Ranveer Kunal went from growing up and attending university in a small town in India to living and working in some of the biggest cities and most prominent tech companies in the world. What’s more, he’s already checked off the most challenging item on his bucket list.
“When I studied computer science in India, one of my bucket list items was to go to Silicon Valley and start a company,” says Ranveer. “I think that’s always in your head when you study computer science.”
Citizen of the World
In 2007, Ranveer moved from India to Brazil—without speaking a word of Portuguese—to take a job with Google. He stayed for nine years in Brazil, working, innovating, finding the love of his life, getting married, and eventually trading his Indian citizenship for Brazilian citizenship. In 2016, he made the move to London to work for Snapchat. Then, a little more than a year later, he made his way to the Snapchat office in San Francisco.
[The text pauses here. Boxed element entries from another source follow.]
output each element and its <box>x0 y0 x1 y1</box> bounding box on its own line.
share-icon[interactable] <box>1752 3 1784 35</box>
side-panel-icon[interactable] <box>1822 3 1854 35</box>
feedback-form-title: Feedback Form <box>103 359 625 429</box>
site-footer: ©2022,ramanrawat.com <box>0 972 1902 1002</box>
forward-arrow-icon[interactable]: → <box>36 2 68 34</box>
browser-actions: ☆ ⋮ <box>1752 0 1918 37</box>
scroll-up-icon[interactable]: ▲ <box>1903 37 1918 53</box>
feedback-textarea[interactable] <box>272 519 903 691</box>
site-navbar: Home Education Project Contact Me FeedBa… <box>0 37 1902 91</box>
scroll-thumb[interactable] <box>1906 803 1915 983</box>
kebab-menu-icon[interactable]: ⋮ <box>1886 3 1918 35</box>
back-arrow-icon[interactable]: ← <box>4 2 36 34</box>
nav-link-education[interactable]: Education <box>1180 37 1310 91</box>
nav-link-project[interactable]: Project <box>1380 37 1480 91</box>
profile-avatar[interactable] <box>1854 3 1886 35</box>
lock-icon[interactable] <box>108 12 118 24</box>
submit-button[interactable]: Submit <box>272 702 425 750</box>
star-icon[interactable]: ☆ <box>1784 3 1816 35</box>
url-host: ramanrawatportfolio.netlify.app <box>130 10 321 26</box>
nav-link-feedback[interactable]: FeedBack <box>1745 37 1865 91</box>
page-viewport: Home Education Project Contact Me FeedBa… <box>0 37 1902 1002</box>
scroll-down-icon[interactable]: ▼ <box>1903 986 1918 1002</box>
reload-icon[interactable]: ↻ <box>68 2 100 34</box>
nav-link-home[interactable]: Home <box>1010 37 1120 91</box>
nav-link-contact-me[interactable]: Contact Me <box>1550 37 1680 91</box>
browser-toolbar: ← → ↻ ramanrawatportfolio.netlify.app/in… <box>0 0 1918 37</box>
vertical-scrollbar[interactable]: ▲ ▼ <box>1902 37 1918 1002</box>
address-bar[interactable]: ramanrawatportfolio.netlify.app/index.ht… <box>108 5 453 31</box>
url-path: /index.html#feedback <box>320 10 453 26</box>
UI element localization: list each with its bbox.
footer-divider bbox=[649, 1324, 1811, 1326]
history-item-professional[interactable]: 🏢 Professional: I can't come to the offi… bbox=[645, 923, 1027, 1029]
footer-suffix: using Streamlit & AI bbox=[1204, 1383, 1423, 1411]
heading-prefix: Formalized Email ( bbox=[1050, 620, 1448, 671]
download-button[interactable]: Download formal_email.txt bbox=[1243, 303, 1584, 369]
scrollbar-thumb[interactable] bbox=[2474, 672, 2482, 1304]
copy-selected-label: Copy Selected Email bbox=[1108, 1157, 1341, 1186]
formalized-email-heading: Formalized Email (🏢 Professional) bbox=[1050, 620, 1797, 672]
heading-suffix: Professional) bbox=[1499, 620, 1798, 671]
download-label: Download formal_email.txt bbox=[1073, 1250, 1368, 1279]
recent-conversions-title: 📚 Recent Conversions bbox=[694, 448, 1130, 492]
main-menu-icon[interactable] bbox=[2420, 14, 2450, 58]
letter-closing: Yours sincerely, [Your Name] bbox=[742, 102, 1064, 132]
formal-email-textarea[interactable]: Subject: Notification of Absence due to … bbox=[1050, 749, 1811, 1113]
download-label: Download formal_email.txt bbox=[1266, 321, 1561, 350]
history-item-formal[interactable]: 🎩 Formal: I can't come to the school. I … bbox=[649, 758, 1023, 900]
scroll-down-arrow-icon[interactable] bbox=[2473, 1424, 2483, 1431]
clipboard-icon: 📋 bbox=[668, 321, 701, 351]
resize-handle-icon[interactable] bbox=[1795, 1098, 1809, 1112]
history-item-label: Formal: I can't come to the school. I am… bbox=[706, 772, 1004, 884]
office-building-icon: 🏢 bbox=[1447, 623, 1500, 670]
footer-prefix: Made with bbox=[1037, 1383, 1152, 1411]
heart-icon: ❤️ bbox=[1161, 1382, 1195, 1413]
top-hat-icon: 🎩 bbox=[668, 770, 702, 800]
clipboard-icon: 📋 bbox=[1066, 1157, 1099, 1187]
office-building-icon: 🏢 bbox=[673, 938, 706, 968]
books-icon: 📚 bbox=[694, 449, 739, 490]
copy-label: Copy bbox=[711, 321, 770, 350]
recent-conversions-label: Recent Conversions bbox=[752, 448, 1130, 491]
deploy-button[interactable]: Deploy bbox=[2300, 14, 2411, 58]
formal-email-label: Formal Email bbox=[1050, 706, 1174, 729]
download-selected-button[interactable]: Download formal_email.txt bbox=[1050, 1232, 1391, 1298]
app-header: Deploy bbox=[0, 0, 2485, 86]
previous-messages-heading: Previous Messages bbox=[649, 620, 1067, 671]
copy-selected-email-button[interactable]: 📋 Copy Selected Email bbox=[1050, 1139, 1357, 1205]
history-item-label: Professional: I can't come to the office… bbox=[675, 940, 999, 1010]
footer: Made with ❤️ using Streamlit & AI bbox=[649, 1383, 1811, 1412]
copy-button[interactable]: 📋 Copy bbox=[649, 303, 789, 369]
He’s been living and building tech in California ever since.
“Every time you move and jump into a different culture and meet and work with different people and expose yourself to a different culture, you accelerate your process of thinking, cultural introspection, and how you see the world,” Ranveer says. Moving around the globe “changed me a lot.”
Perseverance and Freedom
After leaving Snapchat in 2018, Ranveer and a few of his former colleagues started working on ventures in the next 5 months. They persevered. In 2019, Ranveer co-founded Meemo, an AI-powered social finance app, that raised nearly $10 million.
Ranveer, who came to the U.S. on an H-1B visa, quickly discovered just how difficult it was to be an entrepreneur on that type of visa, which requires an employer sponsor and allows an individual to work only for that sponsoring employer.
“After Snapchat, I transferred my H-1B to my company that did not pan out, and then I had to transfer the H-1B to Meemo,” Ranveer says. “I decided to get a green card because I was tired of transferring my H-1B.” Due to the limitations of the H-1B, he felt “there was no way to start my own company, so I realized it would be a good idea to get a green card and live in San Francisco, which is one of the best places on earth.”
Now, with the EB-1A for extraordinary ability approved and the freedom that a green card provides, “I can start my next company or take time off to think about my next idea, and not worry about immigration,” he adds. “And my wife, who is brilliant, can work and think of what she wants to do with her business, her art, which she couldn’t do on an H-4.” (The spouse of an H-1B holder receives an H-4 visa and is not allowed to apply to work unless the H-1B holder reaches certain milestones in the green card process.)
Web 1.0, Web 2.0, Web 3.0
Ranveer’s journey began at Google (Web 1.0), then Snapchat (Web 2.0) and now is excited about Coinbase (Web 3.0).
In June, Meemo was acquired by Coinbase, the cryptocurrency exchange platform.
“We had so much fun running Meemo,” Ranveer says. “Of course, the coronavirus was one of the reasons we decided to not continue going down the route of getting more users. We decided to develop a partnership with a company that already had a lot of users and continue our work within the team.”
He adds that he’s interested in looking for ways in which decentralization can help solve income inequality and provide financial freedom.
As an entrepreneur, “there will be so many moments when things are not going to work or things break, but stay on the path” he says. “The goal is great, but the journey should also be fun.”